Add reserved beef/pork mixture.
Season. Mix and mash it all together well with your hands. Shape mixture into twelve tiny patties, about 5 cm (2″) diameter. Refrigerate for at least 30 minutes.
Heat extra oil in a non-stick frying pan over medium-high heat. Fry mini burgers until cooked through, about 2-3 minutes each side. Drain on kitchen paper.
Serve mini burgers in little buns with lettuce, sliced cheese and tomato sauce.

  • Cooked patties, and little buns, can be frozen with baking paper between the layers, for up to 3 months. Defrost as required, for lunchboxes.

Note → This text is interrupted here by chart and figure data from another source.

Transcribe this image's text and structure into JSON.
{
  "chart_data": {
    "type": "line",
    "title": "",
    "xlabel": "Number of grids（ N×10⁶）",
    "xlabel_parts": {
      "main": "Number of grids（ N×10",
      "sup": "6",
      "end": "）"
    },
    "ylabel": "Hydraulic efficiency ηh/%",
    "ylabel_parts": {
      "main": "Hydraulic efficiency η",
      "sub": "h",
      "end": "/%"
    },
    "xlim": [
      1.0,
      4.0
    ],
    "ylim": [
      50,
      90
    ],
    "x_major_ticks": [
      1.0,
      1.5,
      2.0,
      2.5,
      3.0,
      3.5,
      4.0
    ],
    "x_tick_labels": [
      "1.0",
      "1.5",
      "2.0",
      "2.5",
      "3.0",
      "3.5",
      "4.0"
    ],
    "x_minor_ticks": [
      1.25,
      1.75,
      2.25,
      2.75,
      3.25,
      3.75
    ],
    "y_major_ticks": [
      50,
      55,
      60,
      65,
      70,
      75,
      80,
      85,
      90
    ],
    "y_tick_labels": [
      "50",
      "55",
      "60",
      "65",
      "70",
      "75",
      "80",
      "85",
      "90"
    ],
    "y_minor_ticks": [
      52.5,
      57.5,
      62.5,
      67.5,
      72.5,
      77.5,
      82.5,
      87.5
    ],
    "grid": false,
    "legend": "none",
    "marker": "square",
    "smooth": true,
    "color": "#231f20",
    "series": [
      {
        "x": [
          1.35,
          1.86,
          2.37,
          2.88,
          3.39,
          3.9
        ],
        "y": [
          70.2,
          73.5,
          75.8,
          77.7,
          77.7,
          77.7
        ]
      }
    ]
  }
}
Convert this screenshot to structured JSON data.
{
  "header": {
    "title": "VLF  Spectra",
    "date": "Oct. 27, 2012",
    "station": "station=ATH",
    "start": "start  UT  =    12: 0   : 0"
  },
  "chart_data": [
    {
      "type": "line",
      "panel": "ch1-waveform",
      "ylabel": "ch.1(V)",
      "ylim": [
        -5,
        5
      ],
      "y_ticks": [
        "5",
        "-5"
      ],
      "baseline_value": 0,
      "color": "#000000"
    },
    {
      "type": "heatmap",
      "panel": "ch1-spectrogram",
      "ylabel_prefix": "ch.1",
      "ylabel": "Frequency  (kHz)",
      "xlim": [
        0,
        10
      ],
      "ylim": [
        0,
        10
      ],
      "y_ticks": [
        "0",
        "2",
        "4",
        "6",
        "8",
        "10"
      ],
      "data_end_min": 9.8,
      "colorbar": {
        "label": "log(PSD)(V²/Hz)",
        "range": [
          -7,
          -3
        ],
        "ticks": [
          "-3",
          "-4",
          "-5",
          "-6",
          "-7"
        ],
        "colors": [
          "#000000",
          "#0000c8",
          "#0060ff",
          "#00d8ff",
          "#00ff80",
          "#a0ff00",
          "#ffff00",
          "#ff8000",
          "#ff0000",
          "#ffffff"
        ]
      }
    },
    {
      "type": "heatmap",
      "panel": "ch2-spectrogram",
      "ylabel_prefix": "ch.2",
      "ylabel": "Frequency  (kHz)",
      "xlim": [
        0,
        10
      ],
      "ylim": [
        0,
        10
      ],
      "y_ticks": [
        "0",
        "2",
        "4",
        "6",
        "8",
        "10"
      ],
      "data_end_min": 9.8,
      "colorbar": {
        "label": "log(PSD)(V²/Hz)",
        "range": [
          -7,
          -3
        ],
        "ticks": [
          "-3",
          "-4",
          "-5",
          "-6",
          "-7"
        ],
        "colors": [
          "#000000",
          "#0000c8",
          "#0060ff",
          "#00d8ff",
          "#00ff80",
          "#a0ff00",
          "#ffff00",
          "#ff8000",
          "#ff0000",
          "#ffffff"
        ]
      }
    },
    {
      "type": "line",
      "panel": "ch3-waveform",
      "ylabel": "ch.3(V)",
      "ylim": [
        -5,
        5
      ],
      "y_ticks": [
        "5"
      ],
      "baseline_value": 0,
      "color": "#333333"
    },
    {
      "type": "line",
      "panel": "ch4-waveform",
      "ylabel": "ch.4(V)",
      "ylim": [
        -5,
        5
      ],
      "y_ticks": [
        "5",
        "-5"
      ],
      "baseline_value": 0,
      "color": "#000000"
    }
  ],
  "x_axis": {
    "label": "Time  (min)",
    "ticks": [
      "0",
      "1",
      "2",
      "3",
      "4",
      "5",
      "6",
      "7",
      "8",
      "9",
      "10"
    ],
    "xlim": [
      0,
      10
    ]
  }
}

  • Patties can also be frozen uncooked, for up to 3 months. Defrost overnight in the fridge.
  • As these patties are tiny, it’s very important to ensure the onion, carrot and zucchini are chopped and/or grated into very small pieces or your burgers will fall apart when cooked. The tiny zester holes on your grater are perfect for carrot. I grate zucchini on the normal grater holes though as it gets too watery. Give the mound of grated zucchini a good extra chop afterwards to make the pieces smaller.
  • You can use this mixture to make four large patties instead of mini burgers. Pop them in the freezer for a quick mid-week dinner.